Tetracycline rarely stains the teeth of adults; it only is visible in patients who received the drug while the teeth were still developing inside the jaw. Most of the teeth begin developing before birth and are fully formed by about 8 years old. For this reason, tetracycline stains are generally seen in people who received tetracycline during childhood before age 8, or whose mothers were given tetracycline during pregnancy. Today, doctors understand this common side effect and avoid giving this medication to pregnant women and young children unless there is no alternative, so tetracycline staining is much less common than it once was.

However, millions of adults born before the 1980s received tetracycline as children and now live with gray teeth as adults. Additionally, in rare cases, long-term tetracycline use, as is sometimes prescribed for acne during the teenage years, and taking tetracycline after trauma to the teeth can cause staining. While stained teeth function normally, there are treatments available that can help reduce staining and give you back a brilliant, white smile.

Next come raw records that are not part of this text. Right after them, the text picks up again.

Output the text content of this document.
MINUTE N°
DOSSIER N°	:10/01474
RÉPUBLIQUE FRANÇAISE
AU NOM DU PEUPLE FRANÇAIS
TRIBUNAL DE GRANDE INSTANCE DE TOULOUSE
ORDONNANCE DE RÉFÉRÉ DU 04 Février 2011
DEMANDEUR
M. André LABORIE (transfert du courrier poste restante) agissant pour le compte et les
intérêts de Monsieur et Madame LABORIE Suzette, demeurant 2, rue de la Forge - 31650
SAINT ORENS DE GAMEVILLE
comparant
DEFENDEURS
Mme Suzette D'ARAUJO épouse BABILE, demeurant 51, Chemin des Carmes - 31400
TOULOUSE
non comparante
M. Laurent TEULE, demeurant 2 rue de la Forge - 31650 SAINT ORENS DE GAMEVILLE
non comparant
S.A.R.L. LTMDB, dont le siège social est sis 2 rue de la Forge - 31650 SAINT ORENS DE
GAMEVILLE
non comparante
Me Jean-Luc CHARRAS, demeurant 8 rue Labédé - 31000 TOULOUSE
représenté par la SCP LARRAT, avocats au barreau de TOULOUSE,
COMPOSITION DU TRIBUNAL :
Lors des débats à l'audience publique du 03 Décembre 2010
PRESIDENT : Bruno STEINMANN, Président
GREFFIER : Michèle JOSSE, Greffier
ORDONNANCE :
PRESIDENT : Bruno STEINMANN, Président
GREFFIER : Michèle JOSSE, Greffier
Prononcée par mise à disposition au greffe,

Treatment for Stained Teeth

While at-home bleaching can lighten many stains on teeth, the depth and severity of tetracycline stains often make treating them with whitening agents unproductive. If your stains are mild, an intensive bleaching regimen performed by your dentist may be helpful. In many cases, however, the stains are lightened, but not entirely removed.

A more successful treatment for severely tetracycline-stained teeth is the placement of crowns or veneers over the existing tooth. Veneers are painless, appear natural, and hide tetracycline stains without damaging the underlying tooth. They are an easy way to restore your smile and permanently get rid of an unsightly gray color.

As with any dental problem, your experienced dentist can help you decide the best approach to correcting tetracycline stains on your teeth. When you come in for an evaluation, your dentist will do a thorough exam to ensure that your teeth are healthy. Your dentist will then discuss all of your treatment options and help you decide which one suits your teeth and is likely to produce the best results. Tetracycline stains don’t have to darken your smile. With help from your dentist, it can shine just like new.